Student dancer uses online charter to help balance school and ballet
A state advisory board is refusing to take sides in an ugly fight between leaders of a North Carolina virtual charter school and the for-profit company that’s paid millions of dollars a year to educate its 2,400 students.
N.C. Connections Academy wants state permission to no longer be managed by Pearson Online and Blended Learning, part of the international company Pearson that publishes textbooks and sells a wide range of education products.
After another meeting Monday punctuated by accusations from Connections and Pearson, the N.C. Charter Schools Advisory Board voted not to make a recommendation to the State Board of Education. The final decision rests with the state board, which if it rejects the request could cause Connections to close.

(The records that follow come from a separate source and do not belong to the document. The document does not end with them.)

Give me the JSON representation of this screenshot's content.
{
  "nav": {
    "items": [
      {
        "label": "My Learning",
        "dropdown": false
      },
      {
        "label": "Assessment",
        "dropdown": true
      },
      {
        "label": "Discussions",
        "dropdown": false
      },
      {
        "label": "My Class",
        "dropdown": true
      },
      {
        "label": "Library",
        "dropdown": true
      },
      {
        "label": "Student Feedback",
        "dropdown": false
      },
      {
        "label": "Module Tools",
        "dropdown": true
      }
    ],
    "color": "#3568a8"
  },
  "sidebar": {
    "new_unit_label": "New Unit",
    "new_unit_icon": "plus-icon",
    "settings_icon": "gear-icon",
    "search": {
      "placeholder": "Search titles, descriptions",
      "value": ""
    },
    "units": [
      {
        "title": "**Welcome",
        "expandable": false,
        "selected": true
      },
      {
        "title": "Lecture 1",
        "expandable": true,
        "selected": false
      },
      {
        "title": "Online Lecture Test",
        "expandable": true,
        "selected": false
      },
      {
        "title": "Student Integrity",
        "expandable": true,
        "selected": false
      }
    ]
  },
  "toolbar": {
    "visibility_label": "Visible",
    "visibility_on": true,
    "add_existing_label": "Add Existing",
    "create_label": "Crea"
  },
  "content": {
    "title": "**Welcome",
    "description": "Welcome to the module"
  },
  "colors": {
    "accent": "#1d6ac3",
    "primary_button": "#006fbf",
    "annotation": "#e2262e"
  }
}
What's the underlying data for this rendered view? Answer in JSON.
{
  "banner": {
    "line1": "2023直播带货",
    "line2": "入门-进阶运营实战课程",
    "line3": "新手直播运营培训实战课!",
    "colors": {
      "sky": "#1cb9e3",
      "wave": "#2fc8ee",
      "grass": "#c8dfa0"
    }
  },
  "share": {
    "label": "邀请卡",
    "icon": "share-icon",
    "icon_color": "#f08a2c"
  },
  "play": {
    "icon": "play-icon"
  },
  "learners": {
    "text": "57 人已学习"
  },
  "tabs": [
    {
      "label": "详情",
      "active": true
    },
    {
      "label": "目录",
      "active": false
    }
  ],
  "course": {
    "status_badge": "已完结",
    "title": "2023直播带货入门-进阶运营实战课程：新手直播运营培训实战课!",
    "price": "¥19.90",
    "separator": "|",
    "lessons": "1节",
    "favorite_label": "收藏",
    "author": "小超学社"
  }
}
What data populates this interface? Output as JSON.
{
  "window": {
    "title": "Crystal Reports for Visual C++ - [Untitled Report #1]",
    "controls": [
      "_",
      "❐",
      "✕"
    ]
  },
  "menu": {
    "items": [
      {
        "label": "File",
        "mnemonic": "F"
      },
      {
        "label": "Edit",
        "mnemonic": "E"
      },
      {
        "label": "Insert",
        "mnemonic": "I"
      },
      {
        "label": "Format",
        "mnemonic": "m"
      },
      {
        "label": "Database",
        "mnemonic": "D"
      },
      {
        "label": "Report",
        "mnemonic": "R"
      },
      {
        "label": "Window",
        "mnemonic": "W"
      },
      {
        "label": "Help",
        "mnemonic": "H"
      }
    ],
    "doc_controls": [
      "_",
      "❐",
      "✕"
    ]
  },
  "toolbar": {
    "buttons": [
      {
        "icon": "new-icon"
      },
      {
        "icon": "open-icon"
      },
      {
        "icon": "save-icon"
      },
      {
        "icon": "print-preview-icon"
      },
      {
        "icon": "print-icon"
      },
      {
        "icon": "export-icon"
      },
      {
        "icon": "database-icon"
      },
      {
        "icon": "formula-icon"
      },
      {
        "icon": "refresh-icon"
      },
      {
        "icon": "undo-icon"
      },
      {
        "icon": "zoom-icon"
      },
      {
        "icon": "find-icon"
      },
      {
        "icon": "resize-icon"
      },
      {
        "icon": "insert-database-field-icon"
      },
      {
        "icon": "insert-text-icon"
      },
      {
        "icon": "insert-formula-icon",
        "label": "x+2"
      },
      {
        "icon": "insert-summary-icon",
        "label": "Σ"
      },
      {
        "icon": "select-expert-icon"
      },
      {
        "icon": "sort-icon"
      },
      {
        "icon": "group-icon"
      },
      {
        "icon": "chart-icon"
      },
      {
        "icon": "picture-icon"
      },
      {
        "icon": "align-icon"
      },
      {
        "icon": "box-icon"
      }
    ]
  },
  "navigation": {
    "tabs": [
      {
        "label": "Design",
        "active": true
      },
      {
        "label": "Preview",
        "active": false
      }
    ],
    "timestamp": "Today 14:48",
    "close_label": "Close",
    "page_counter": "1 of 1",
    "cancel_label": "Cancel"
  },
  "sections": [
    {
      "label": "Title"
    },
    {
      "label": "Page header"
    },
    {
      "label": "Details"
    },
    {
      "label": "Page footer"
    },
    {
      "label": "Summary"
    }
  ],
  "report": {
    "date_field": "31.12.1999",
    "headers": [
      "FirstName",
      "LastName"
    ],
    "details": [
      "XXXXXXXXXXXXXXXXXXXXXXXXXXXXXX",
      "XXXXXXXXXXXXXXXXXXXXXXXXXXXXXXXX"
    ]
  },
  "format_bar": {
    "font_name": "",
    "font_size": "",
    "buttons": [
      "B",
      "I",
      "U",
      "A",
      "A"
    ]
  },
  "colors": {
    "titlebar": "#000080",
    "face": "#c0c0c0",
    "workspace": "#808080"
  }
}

“I’m not sure I’m comfortable with helping the local nonprofit off the hook here,” said advisory board member Alan Hawkes. “I understand it’s a bad marriage and both apparently want to get out of it. But we had nothing to do with the marriage ceremony here.”
Connections Academy and N.C. Virtual Academy, which is managed by K12 Inc., both opened in 2015 in what was originally supposed to be a four-year pilot program ordered by state lawmakers.
Both online schools have received D grades for their academic performance for the past three years and are on the state’s list of “continually low-performing schools.”
Despite the poor academic results, state lawmakers showed their support for the two schools last summer by extending the pilot program to 2023.
Both Connections and Pearson have blamed each other for the school’s poor performance.
Connections’ board says it will be in a better position to serve its students if it’s fully in control of the operations. The school has an annual budget of more than $17 million.
The fight between the two sides has gotten bitter, with a lawsuit being filed. Monday’s hearing was a continuation of the hostile words used in March’s meeting that caused several CSAB members to say it felt like it was a divorce proceeding.
J.W. Ragley, vice president for state and strategic client relations for Pearson, charged that until recently Connections’ board refused to pay teachers for three months. He also accused the local board of stealing images from Pearson’s national television campaign to use on its school website.
“They actually put their teachers as a pawn in the midst of an argument between two groups over a contract, and we as the pay agent out of our own pocket paid for those teachers’ salaries and we’ll do so again if it happens,” Ragley said.
John Branch, Pearson’s counsel, suggested that the advisory board recommend that the state board order Connections’ board to resign as a condition of staying in the state pilot program.
Donna Rascoe, the counsel for Connection’s board, denied Pearson’s allegations. She said that the board simply delayed paying some of the invoices to Pearson until it got questions answered about how the money was spent.
“It is very troubling that Pearson would stand here and declare there’s a character problem,” Rascoe said. “It is fine to dispute particular things that have been done or not done. But it is troubling to suggest a character problem.”
After consulting in closed session with its attorney, multiple CSAB members questioned whether Connections could successfully operate without Pearson.
“Things have gotten as ugly as I’ve ever seen between an (education management organization) and a board,” said CSAB vice chairman Steven Walker. “Accusations being hurled around by both sides. They’re stealing our money. They’re stealing our pictures. They’re doing all this.
“I question whether the board can move forward. I hope they can. I hope they can.”
Walker had floated the idea of revoking Connections’ charter, but no vote was taken. He would later go on to call for a failed vote to approve Connections’ request. When the vote failed, it led to a separate vote not to take a position.
Several CSAB members said that they should stay out of it because the state board hadn’t involved them when the pilot schools were picked. It is unclear though how much of a role the advisory board would have had based on the legislation creating the pilot.
“Let’s keep our hands clean,” Hawkes said. “Let’s keep our integrity rather than intimating that we agree with this amendment.”